Campus News

Nobel Prize-winning scientist to discuss ‘history of universe’

John C. Mather, senior astrophysicist at NASA’s Goddard Space Flight Center in Greenbelt, Maryland, and winner of the 2006 Nobel Prize, will present a special lecture in memory of M.M. “Dunc” Duncan April 7 at 3:30 p.m. in Room 202 of the physics building. The event is free and open to the public.

Duncan was a professor emeritus in the Franklin College of Arts and Sciences’ physics and astronomy department.

Mather’s lecture, “The history of the universe from the beginning to the end: Where did we come from, where can we go?,” will outline the history of the universe from its earliest moments in the Big Bang to its possible end.

“We are both excited and honored by Dr. Mather’s visit to UGA; this will be an outstanding and inspiring event for both students and faculty alike,” said Bill Dennis, professor and head of the physics and astronomy department. “The topic of Dr. Mather’s lecture makes it a particularly fitting memorial to Dunc, since he was an active amateur astronomer who had an intense and enduring interest in all aspects of astronomy and astrophysics.”

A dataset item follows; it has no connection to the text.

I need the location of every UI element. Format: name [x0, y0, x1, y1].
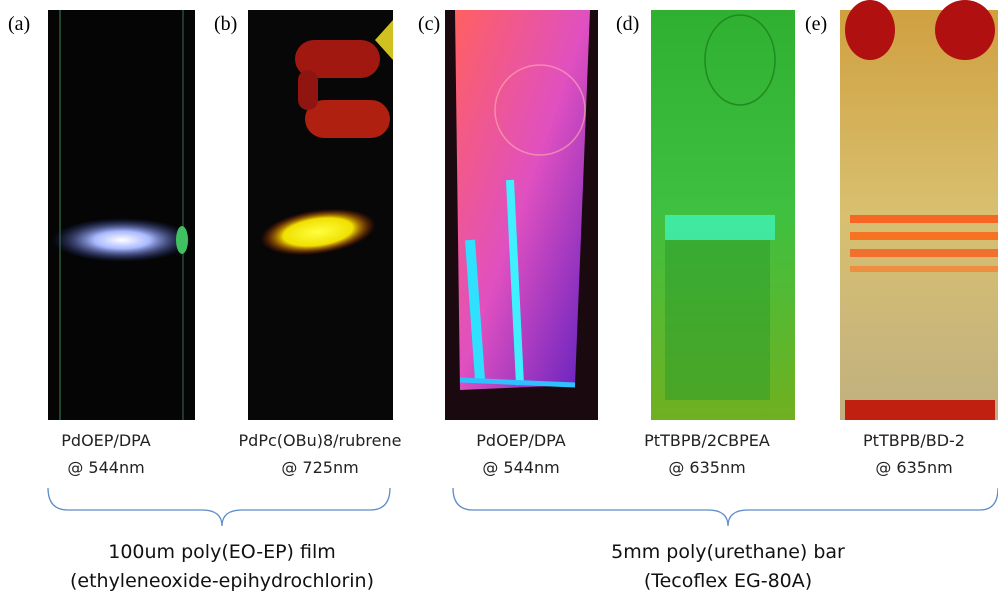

As a National Research Council postdoctoral fellow at the Goddard Institute for Space Studies, Mather led proposal efforts for the Cosmic Background Explorer, or COBE, and later served at the Goddard Space Flight Center as the principal investigator for the Far IR Absolute Spectrophotometer on COBE. He and his team showed the cosmic microwave background radiation has a blackbody spectrum within 50 parts per million, confirming the Big Bang theory to extraordinary accuracy.

The COBE team also discovered the cosmic anisotropy, now believed to be the primordial seeds that led to the structure of the universe today. It was these findings that led to Mather receiving the Nobel Prize in 2006.